Capital reduction in an entrepreneurial company – what and why?
A capital reduction is a reduction of the share capital by a certain amount. The capital reduction must have a purpose before it can be realised. The purpose may either be to use the amount of the reduction to cover any loss, for distribution to the shareholders, for transfer to the free reserves or in connection with an amortisation provided for in the articles of association. This article reviews what it means to make a capital reduction in an entrepreneurial company, private limited company and limited company. Who is empowered to do this and how this can be done in practice?
Who has the decision-making power?
It is the company’s general meeting (i.e. the shareholders who can attend and vote at the general meeting) that has the decision-making authority in connection with a capital reduction. Subsequently, such a decision requires an amendment majority, i.e. with a 2/3 majority, at a general meeting. However, it is also important to keep in mind that the principle of equality (pursuant to section 45 of the Danish Companies Act) is still complied with. This is because the mutual legal position of the shareholders must not be disturbed, unless this has been adopted by a stricter qualified majority, i.e. by a 9/10 majority. The general meeting has the decision-making power, unless the general meeting authorises the company’s board of directors and/or executive management to make decisions to this effect, when the exact amount of the reduction is stated at the same time.
In order for a decision to be made on a capital reduction in an entrepreneurial company, private limited company and public limited company, there must be a purpose for the reduction. This should be seen in the light of the different forms of application of the reduction amount, which are discussed in the next section.
Coverage of losses
Coverage of losses relates to the situation where the company fails to sell its products and experiences a loss. Where a loss in excess of the free reserves has been identified, the capital reduction may be made for the purpose of covering that shortfall. In this case, there is only a change in the financial statements in the company’s accounts. More precisely, it is the items share capital and loss that are reduced as a result of moving a sum of capital from the share capital to the loss item. This means that the equity is not affected and thus not reduced. This is important to take note of, as such a capital reduction does not require a summons of creditors. In addition, an auditor’s statement is also not a requirement. However, it should be noted that it is the management’s responsibility to assess whether an auditor’s statement or other professional assessment should nevertheless be obtained. It is crucial here that the amount of the reduction does not exceed the company’s carry-forward loss on the date of the capital reduction itself. Please note that the Danish Business Authority may require documentation for this.

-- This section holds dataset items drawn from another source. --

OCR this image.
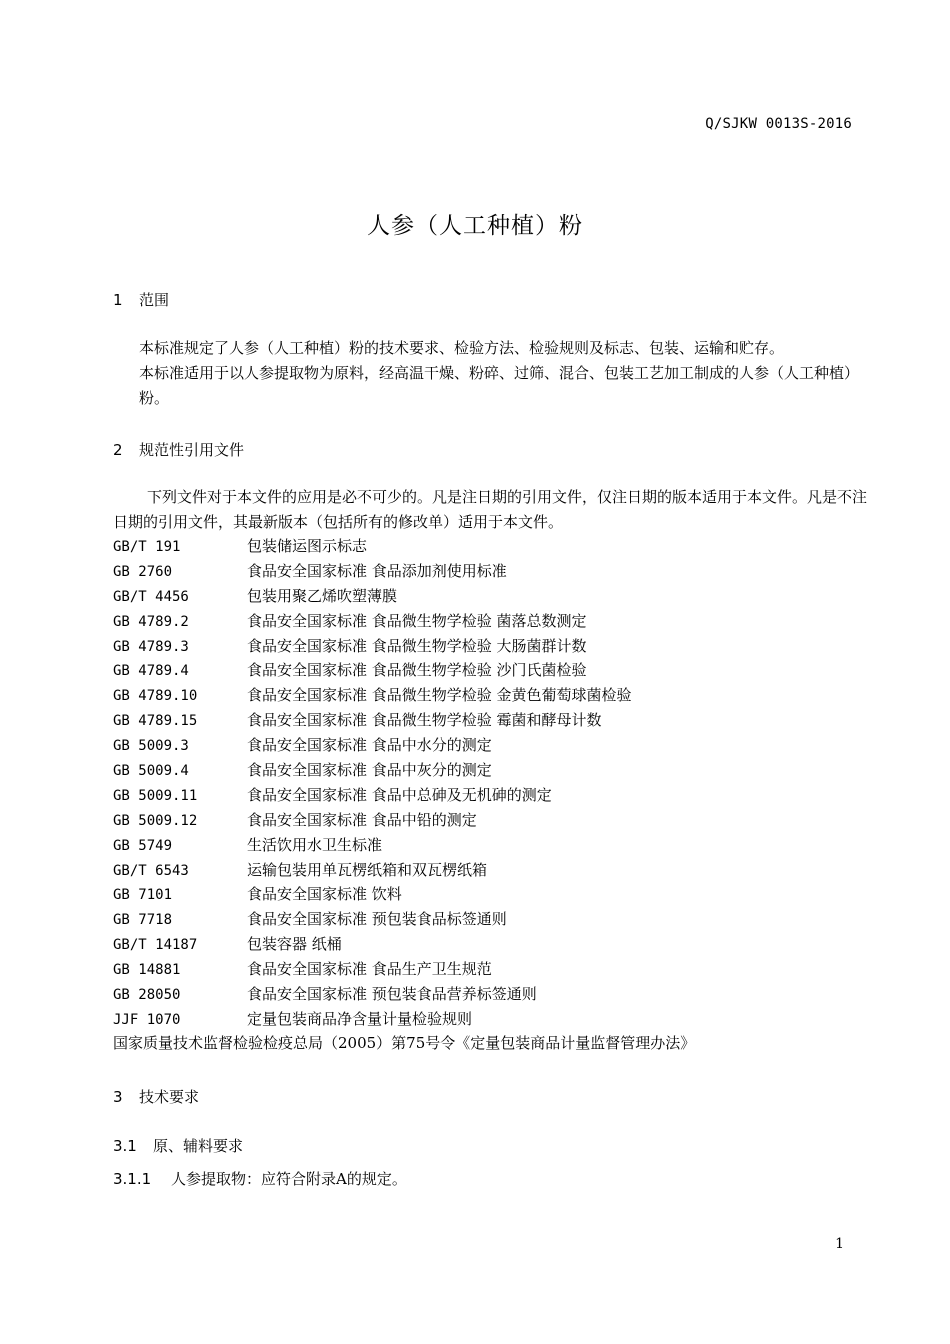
Q/SJKW 0013S-2016
人参（人工种植）粉
1 范围
本标准规定了人参（人工种植）粉的技术要求、检验方法、检验规则及标志、包装、运输和贮存。
本标准适用于以人参提取物为原料，经高温干燥、粉碎、过筛、混合、包装工艺加工制成的人参（人工种植）粉。
2 规范性引用文件
下列文件对于本文件的应用是必不可少的。凡是注日期的引用文件，仅注日期的版本适用于本文件。凡是不注日期的引用文件，其最新版本（包括所有的修改单）适用于本文件。
GB/T 191	包装储运图示标志
GB 2760	食品安全国家标准 食品添加剂使用标准
GB/T 4456	包装用聚乙烯吹塑薄膜
GB 4789.2	食品安全国家标准 食品微生物学检验 菌落总数测定
GB 4789.3	食品安全国家标准 食品微生物学检验 大肠菌群计数
GB 4789.4	食品安全国家标准 食品微生物学检验 沙门氏菌检验
GB 4789.10	食品安全国家标准 食品微生物学检验 金黄色葡萄球菌检验
GB 4789.15	食品安全国家标准 食品微生物学检验 霉菌和酵母计数
GB 5009.3	食品安全国家标准 食品中水分的测定
GB 5009.4	食品安全国家标准 食品中灰分的测定
GB 5009.11	食品安全国家标准 食品中总砷及无机砷的测定
GB 5009.12	食品安全国家标准 食品中铅的测定
GB 5749	生活饮用水卫生标准
GB/T 6543	运输包装用单瓦楞纸箱和双瓦楞纸箱
GB 7101	食品安全国家标准 饮料
GB 7718	食品安全国家标准 预包装食品标签通则
GB/T 14187	包装容器 纸桶
GB 14881	食品安全国家标准 食品生产卫生规范
GB 28050	食品安全国家标准 预包装食品营养标签通则
JJF 1070	定量包装商品净含量计量检验规则
国家质量技术监督检验检疫总局（2005）第75号令《定量包装商品计量监督管理办法》
3 技术要求
3.1 原、辅料要求
3.1.1 人参提取物：应符合附录A的规定。
1
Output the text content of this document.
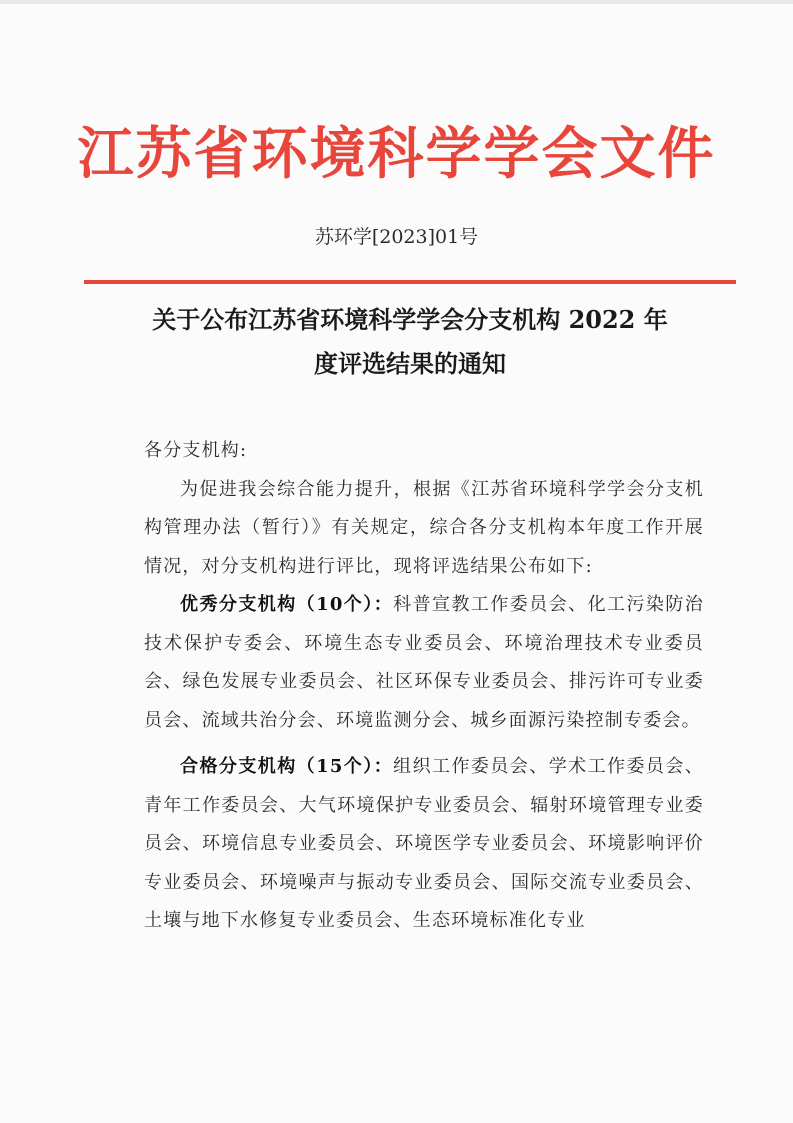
江苏省环境科学学会文件
苏环学[2023]01号
关于公布江苏省环境科学学会分支机构 2022 年
度评选结果的通知

各分支机构:

为促进我会综合能力提升，根据《江苏省环境科学学会分支机构管理办法（暂行）》有关规定，综合各分支机构本年度工作开展情况，对分支机构进行评比，现将评选结果公布如下:

优秀分支机构（10个）：科普宣教工作委员会、化工污染防治技术保护专委会、环境生态专业委员会、环境治理技术专业委员会、绿色发展专业委员会、社区环保专业委员会、排污许可专业委员会、流域共治分会、环境监测分会、城乡面源污染控制专委会。

合格分支机构（15个）：组织工作委员会、学术工作委员会、青年工作委员会、大气环境保护专业委员会、辐射环境管理专业委员会、环境信息专业委员会、环境医学专业委员会、环境影响评价专业委员会、环境噪声与振动专业委员会、国际交流专业委员会、土壤与地下水修复专业委员会、生态环境标准化专业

Distribution to shareholders
Capital reduction can also be made with a view to pleasing the capital owners, as the reduction amount can be distributed to the capital owners, or initially transferred to free reserves, which can later be distributed. In connection with a capital reduction in the form of a distribution, there is a creditor protection consideration, as opposed to when the company simply covers the loss by making reclassifications. The reason for this consideration is, among other things, that the creditors have an expectation of the company’s liquidity situation at the time of entering into the agreement with the company. Therefore, it is generally not in the interest of the creditors that the share capital is reduced in such a way that the shares are cancelled and thus cease to exist.
In the case of distribution, the equity is reduced, which affects the creditors. Therefore, the company’s creditors must be invited to report their claims to the company. The creditors then have a maturity of 4 weeks to file their claims. Therefore, the company must wait 4 weeks to complete a possible capital distribution. Once the creditors have notified their claims for maturity and these have been paid, the company has 2 weeks to report the capital reduction to the Danish Business Authority.
Amortisation by statute
The articles of association may contain a provision according to which the shareholders are obliged to have their shares redeemed in connection with a capital reduction. An amortisation is then made by the shareholders having to return their shares in return for payment for these. The situation can be equated with the company’s purchase of its own shares, which is thus also equated with a capital reduction.
When the share enters the company, it has no value, as the share ceases to exist because the company already owns the property. Equity therefore decreases with the value of the share in the event of buy-backs. The equity stake can therefore be said to represent value for the shareholders alone.
Regardless of the reason for the capital reduction, keep in mind that the management can potentially incur liability for damages. So make sure to seek professional advice on this.